As early as 1993, the General Assembly of the United Nations had asked the International law commission to work on the draft of a convention for the creation of such a jurisdiction. On July 17, 1998, the proceedings came to an end with the adoption by 120 States of the Rome Statute of the International Criminal Court (ICC). The preamble of the Statute underlines the relationship between justice and peace, impunity for the most serious crimes being an obstacle to the return of a lasting peace. The idea that by fighting impunity one prevents the commission of such crimes in the future is also enshrined in the Statute. The Statute became effective on July 1st, 2002, once it was ratified by 60 countries, and turned the main principles of international criminal law into norms of conventional value. The Court has jurisdiction over the crime of genocide, crimes against humanity, crimes of aggression (although the notion is not defined as of today), as well as over war crimes, provided they were committed after July 1st, 2002, when the Statute became effective.

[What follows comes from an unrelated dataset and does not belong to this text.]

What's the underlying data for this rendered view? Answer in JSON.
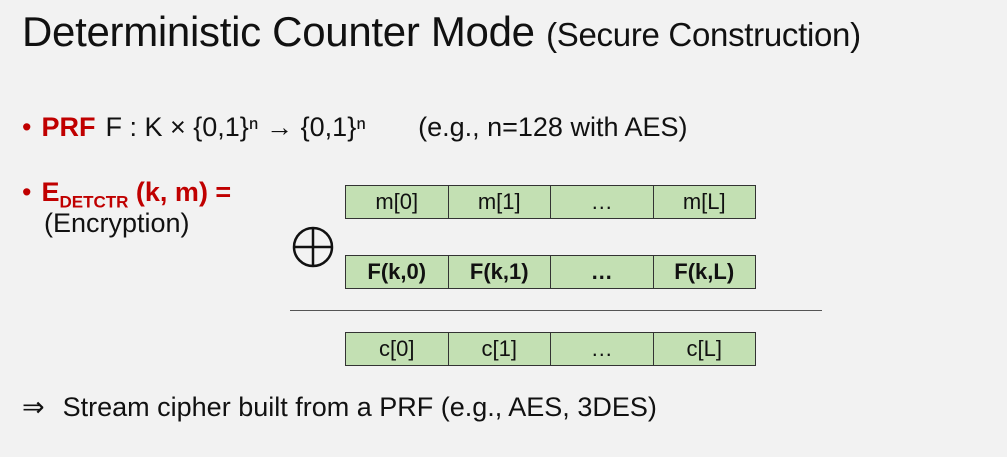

However, in some cases, the international-only answer to judiciary post-conflict issues is not always fit. This observation led to the creation of internationalized jurisdictions giving improved consideration to national issues. These jurisdictions, in which both international and national judges sit, allow for a better acknowledgment of the victims and of their suffering. Moreover, according to experts, these systems allow for a faster, more efficient and less expensive justice. The Special Court for Sierra Leone (SCSL), created in July 2002, was the first of the kind. The court is the result of an agreement between the United Nations and the authorities of Sierra Leone that was ratified by the Parliament and is now part of the national judiciary system even though it benefits from heavy international backing. The same was done for Cambodia in March of 2003 with the Extraordinary Chambers inside the Courts of Cambodia (ECCC).

Another solution that emerged was the one chosen 1999, in Kosovo, by the Security Council who gave the United Nations Interim administration mission (UNMIK) the power over the judiciary authorities of Kosovo, in particular to prosecute the most serious crimes. In 2000, in East Timor, the Special Panels were set up by the United Nations Transitional administration in East Timor (UNTAET) to judge serious crimes committed during the conflict.

Recently, a Special tribunal for Lebanon was created by the Security Council on May 30, 2007, in order to judge the people involved in the assassination of, among others, former Prime Minister Rafic Hariri.

Truth and reconciliation commissions

A criminal-only answer to atrocities committed in conflicts has turned out to be insufficient where rebuilding a social network that has been destroyed by years of war and restore a national peace is at stake. The issue of reconciling former enemies and teaching them to live together again requires collective recovery mechanisms, which is something that tribunals do not offer. This is the reason why, in the last twenty years, the use of truth and reconciliation commissions has increased in post-conflict societies. With them, a new aspect of transitional justice arose, with no judges or tribunals, and giving the victims a more important role in the proceedings.